Kasat Reskrim Polres Kutim, AKP Ardian Rahayu Priatna, mengungkapkan bahwa dari total laporan tersebut, 17 kasus melibatkan anak-anak sebagai korban dugaan pelanggaran kesusilaan. Angka ini menempatkan kasus kesusilaan terhadap anak sebagai laporan paling dominan yang ditangani aparat.
“Dari 26 laporan yang kami tangani, 17 di antaranya adalah kasus dengan korban anak di bawah umur,” ujar Ardian.
Ia menyebut kondisi ini menjadi tanda bahwa perlindungan terhadap anak harus diperkuat, terutama melalui edukasi dan keberanian melapor.
Di samping kasus-kasus tersebut, Polres Kutim juga menangani 2 laporan dugaan kekerasan terhadap anak, 4 kasus kekerasan dalam rumah tangga (KDRT), 1 laporan perzinahan, serta 1 laporan pemerkosaan. Seluruh laporan sedang dalam proses penanganan sesuai ketentuan hukum.
Untuk memastikan pemulihan korban, Polres Kutim bekerja sama dengan UPTD Perlindungan Perempuan dan Anak (UPTD PPA) serta Dokes Polres Kutim. Pendampingan psikologis, termasuk layanan trauma healing gratis, diberikan secara berkala bagi korban, khususnya anak-anak.
“Kami berkoordinasi dengan Dinas Pemberdayaan Perempuan dan Perlindungan Anak Kutim untuk pemulihan mental korban. Bila ada anak yang mengalami trauma berat akibat pelecehan maupun pencabulan, silakan hubungi kami.

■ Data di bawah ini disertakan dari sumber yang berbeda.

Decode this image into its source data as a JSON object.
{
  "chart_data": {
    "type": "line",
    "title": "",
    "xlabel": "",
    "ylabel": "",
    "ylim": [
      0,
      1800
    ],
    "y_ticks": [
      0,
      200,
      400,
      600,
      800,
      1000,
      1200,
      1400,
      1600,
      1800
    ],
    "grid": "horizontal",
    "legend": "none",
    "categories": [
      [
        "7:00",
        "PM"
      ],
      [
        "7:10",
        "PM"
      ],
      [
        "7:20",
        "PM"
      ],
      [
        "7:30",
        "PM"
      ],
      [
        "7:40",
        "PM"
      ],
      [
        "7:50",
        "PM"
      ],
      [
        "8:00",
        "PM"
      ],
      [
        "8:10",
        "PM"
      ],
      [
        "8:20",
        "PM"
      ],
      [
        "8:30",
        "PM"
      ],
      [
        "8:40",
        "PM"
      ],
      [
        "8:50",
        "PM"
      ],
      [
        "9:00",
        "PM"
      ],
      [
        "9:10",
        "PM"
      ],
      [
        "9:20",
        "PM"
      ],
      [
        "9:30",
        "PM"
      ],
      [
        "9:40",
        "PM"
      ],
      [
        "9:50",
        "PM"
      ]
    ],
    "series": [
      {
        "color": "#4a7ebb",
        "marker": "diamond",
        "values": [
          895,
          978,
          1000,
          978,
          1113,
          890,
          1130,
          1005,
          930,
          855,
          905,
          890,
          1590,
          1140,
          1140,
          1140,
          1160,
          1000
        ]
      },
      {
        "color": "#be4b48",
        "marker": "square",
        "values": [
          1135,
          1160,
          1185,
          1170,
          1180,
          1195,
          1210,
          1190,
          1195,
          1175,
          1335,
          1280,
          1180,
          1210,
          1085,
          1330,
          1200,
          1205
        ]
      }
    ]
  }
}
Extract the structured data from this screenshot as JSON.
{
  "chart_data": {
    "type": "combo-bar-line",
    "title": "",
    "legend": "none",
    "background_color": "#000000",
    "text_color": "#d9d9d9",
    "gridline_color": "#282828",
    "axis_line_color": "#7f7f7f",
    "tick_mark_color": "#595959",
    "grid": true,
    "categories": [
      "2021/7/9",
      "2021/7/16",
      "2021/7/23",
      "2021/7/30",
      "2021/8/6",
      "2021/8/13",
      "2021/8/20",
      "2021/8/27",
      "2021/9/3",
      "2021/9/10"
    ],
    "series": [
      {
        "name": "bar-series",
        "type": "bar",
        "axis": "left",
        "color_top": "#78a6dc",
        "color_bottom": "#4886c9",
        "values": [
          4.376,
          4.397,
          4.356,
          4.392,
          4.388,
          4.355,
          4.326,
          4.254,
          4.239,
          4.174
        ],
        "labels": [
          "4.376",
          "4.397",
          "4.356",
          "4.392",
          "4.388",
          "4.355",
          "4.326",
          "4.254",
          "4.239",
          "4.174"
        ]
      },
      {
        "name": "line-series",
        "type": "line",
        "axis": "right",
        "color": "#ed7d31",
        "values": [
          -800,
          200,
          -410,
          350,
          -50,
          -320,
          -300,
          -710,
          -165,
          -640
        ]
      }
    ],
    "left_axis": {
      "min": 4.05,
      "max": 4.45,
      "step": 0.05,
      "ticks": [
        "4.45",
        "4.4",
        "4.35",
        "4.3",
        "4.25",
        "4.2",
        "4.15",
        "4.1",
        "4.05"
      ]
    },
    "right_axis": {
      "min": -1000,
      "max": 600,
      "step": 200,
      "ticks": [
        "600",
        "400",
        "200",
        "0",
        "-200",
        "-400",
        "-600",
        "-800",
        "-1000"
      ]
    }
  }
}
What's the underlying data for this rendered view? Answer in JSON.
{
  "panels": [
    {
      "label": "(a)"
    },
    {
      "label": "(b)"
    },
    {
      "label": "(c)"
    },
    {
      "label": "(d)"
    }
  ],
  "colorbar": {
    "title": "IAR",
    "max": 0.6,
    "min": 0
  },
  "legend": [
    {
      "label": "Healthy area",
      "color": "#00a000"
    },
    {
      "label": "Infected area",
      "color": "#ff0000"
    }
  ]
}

Trauma healing kami berikan gratis,” terang Ardian.
Ia menegaskan komitmen Polres Kutim untuk menindaklanjuti setiap laporan secara cepat sekaligus menjaga keamanan dan kerahasiaan identitas korban maupun pelapor.
“Kami mengimbau masyarakat untuk berani melapor apabila mengetahui adanya tindakan kekerasan. Keamanan dan kerahasiaan identitas korban maupun pelapor pasti kami lindungi,” tegasnya.
Meski langkah penanganan berjalan, tingginya angka kasus yang melibatkan anak di Kutim menunjukkan perlunya pendekatan pencegahan yang lebih kuat, baik di lingkungan keluarga, sekolah, maupun masyarakat.